With only comments from Bob & Arthur (thanks!), the latest version of observation definitions is as follows:
"An observation characterizes the evidence for the presence or absence of an organism or set of organisms through a data collection event at a location. Observations are not necessarily independent and could be linked via characteristics such as time, place, protocol, and co-occurring organisms."
With the following draft elaborations for various terms (many thanks to Bob Peet for providing most of these draft definitions):
1) occurrence
"Occurrence" has been changed to "evidence for the presence or absence".
The key idea is that the organism or set of organisms was either detected or not.
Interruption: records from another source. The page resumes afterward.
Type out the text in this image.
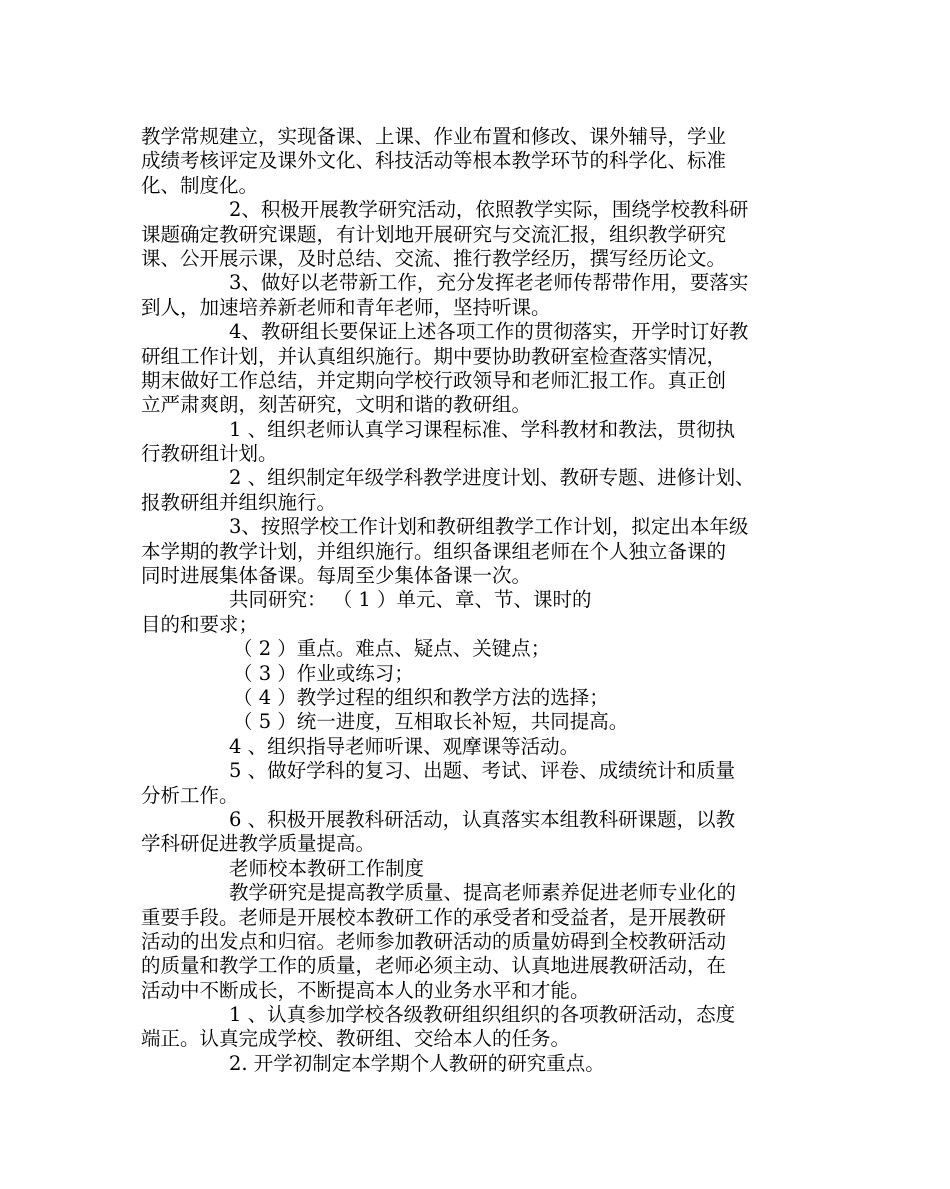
教学常规建立，实现备课、上课、作业布置和修改、课外辅导，学业
成绩考核评定及课外文化、科技活动等根本教学环节的科学化、标准
化、制度化。
2、积极开展教学研究活动，依照教学实际，围绕学校教科研
课题确定教研究课题，有计划地开展研究与交流汇报，组织教学研究
课、公开展示课，及时总结、交流、推行教学经历，撰写经历论文。
3、做好以老带新工作，充分发挥老老师传帮带作用，要落实
到人，加速培养新老师和青年老师，坚持听课。
4、教研组长要保证上述各项工作的贯彻落实，开学时订好教
研组工作计划，并认真组织施行。期中要协助教研室检查落实情况，
期末做好工作总结，并定期向学校行政领导和老师汇报工作。真正创
立严肃爽朗，刻苦研究，文明和谐的教研组。
1 、组织老师认真学习课程标准、学科教材和教法，贯彻执
行教研组计划。
2 、组织制定年级学科教学进度计划、教研专题、进修计划、
报教研组并组织施行。
3、按照学校工作计划和教研组教学工作计划，拟定出本年级
本学期的教学计划，并组织施行。组织备课组老师在个人独立备课的
同时进展集体备课。每周至少集体备课一次。
共同研究： （ 1 ）单元、章、节、课时的
目的和要求；
（ 2 ）重点。难点、疑点、关键点；
（ 3 ）作业或练习；
（ 4 ）教学过程的组织和教学方法的选择；
（ 5 ）统一进度，互相取长补短，共同提高。
4 、组织指导老师听课、观摩课等活动。
5 、做好学科的复习、出题、考试、评卷、成绩统计和质量
分析工作。
6 、积极开展教科研活动，认真落实本组教科研课题，以教
学科研促进教学质量提高。
老师校本教研工作制度
教学研究是提高教学质量、提高老师素养促进老师专业化的
重要手段。老师是开展校本教研工作的承受者和受益者，是开展教研
活动的出发点和归宿。老师参加教研活动的质量妨碍到全校教研活动
的质量和教学工作的质量，老师必须主动、认真地进展教研活动，在
活动中不断成长，不断提高本人的业务水平和才能。
1 、认真参加学校各级教研组织组织的各项教研活动，态度
端正。认真完成学校、教研组、交给本人的任务。
2. 开学初制定本学期个人教研的研究重点。
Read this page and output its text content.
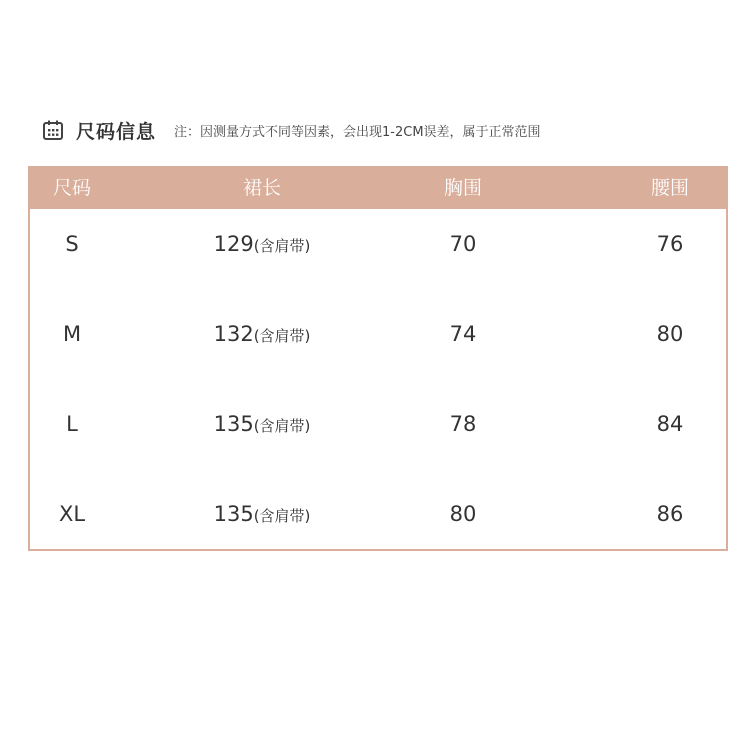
尺码信息 注：因测量方式不同等因素，会出现1-2CM误差，属于正常范围
尺码	裙长	胸围	腰围
S	129(含肩带)	70	76
M	132(含肩带)	74	80
L	135(含肩带)	78	84
XL	135(含肩带)	80	86
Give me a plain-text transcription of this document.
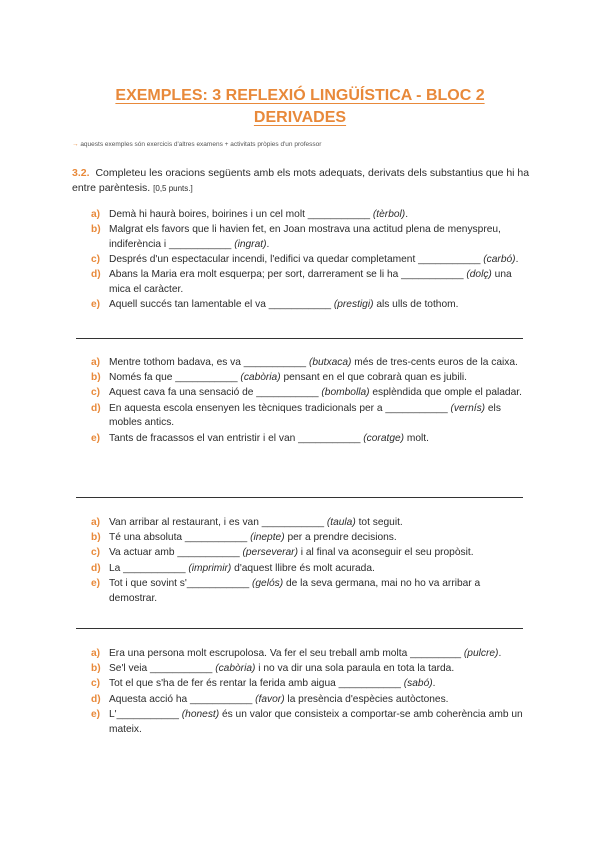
EXEMPLES: 3 REFLEXIÓ LINGÜÍSTICA - BLOC 2
DERIVADES
→ aquests exemples són exercicis d'altres examens + activitats pròpies d'un professor
3.2. Completeu les oracions següents amb els mots adequats, derivats dels substantius que hi ha entre parèntesis. [0,5 punts.]
a) Demà hi haurà boires, boirines i un cel molt ___________ (tèrbol).
b) Malgrat els favors que li havien fet, en Joan mostrava una actitud plena de menyspreu, indiferència i ___________ (ingrat).
c) Després d'un espectacular incendi, l'edifici va quedar completament ___________ (carbó).
d) Abans la Maria era molt esquerpa; per sort, darrerament se li ha ___________ (dolç) una mica el caràcter.
e) Aquell succés tan lamentable el va ___________ (prestigi) als ulls de tothom.
a) Mentre tothom badava, es va ___________ (butxaca) més de tres-cents euros de la caixa.
b) Només fa que ___________ (cabòria) pensant en el que cobrarà quan es jubili.
c) Aquest cava fa una sensació de ___________ (bombolla) esplèndida que omple el paladar.
d) En aquesta escola ensenyen les tècniques tradicionals per a ___________ (vernís) els mobles antics.
e) Tants de fracassos el van entristir i el van ___________ (coratge) molt.
a) Van arribar al restaurant, i es van ___________ (taula) tot seguit.
b) Té una absoluta ___________ (inepte) per a prendre decisions.
c) Va actuar amb ___________ (perseverar) i al final va aconseguir el seu propòsit.
d) La ___________ (imprimir) d'aquest llibre és molt acurada.
e) Tot i que sovint s'___________ (gelós) de la seva germana, mai no ho va arribar a demostrar.
a) Era una persona molt escrupolosa. Va fer el seu treball amb molta _________ (pulcre).
b) Se'l veia ___________ (cabòria) i no va dir una sola paraula en tota la tarda.
c) Tot el que s'ha de fer és rentar la ferida amb aigua ___________ (sabó).
d) Aquesta acció ha ___________ (favor) la presència d'espècies autòctones.
e) L'___________ (honest) és un valor que consisteix a comportar-se amb coherència amb un mateix.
We also need to provide an opportunity for the recorder to note the certainty.
As an aside, recall we need to support minimalist protocols (e.g. "organism/community (not)seen in field", "organism heard in field", "scat seen in field", "tracks seen in field", "museum collection".)
2) data collection event
An event, during or after which at least the minimum required data were recorded.
3) location
Ideally, at least geocoordinates plus an accuracy term. Since there is a considerable amount of historical / legacy data that does not presently have a georeference yet has valuable information that should be included in observation databases and shared, we cannot at this time require data to be in a GIS format.
I (Lynn) suggest: (a) Location information be required, preferably geocoordinates and mapping precision, but if not available then a text description and the finest level of geolocation using the Darwin Core attributes.
(b) Location data include the representation of observations as point, line, or polygon data (with the necessary spatial metadata).
4) entity
Dropped from the definition of observation.
5) could be linked
Can have a pointer or pointers to other observations, thereby creating aggregate observations. Note that commonality of date, time, place, etc. is not sufficient in that the none of the observation authors explicitly made the connection
Please share your comments / thoughts on all of the above definitions with this email list.
If people are generally comfortable with the above as working defintions, then I'd like to propose that we move into the fun part of identifying attributes to be developed into a schema.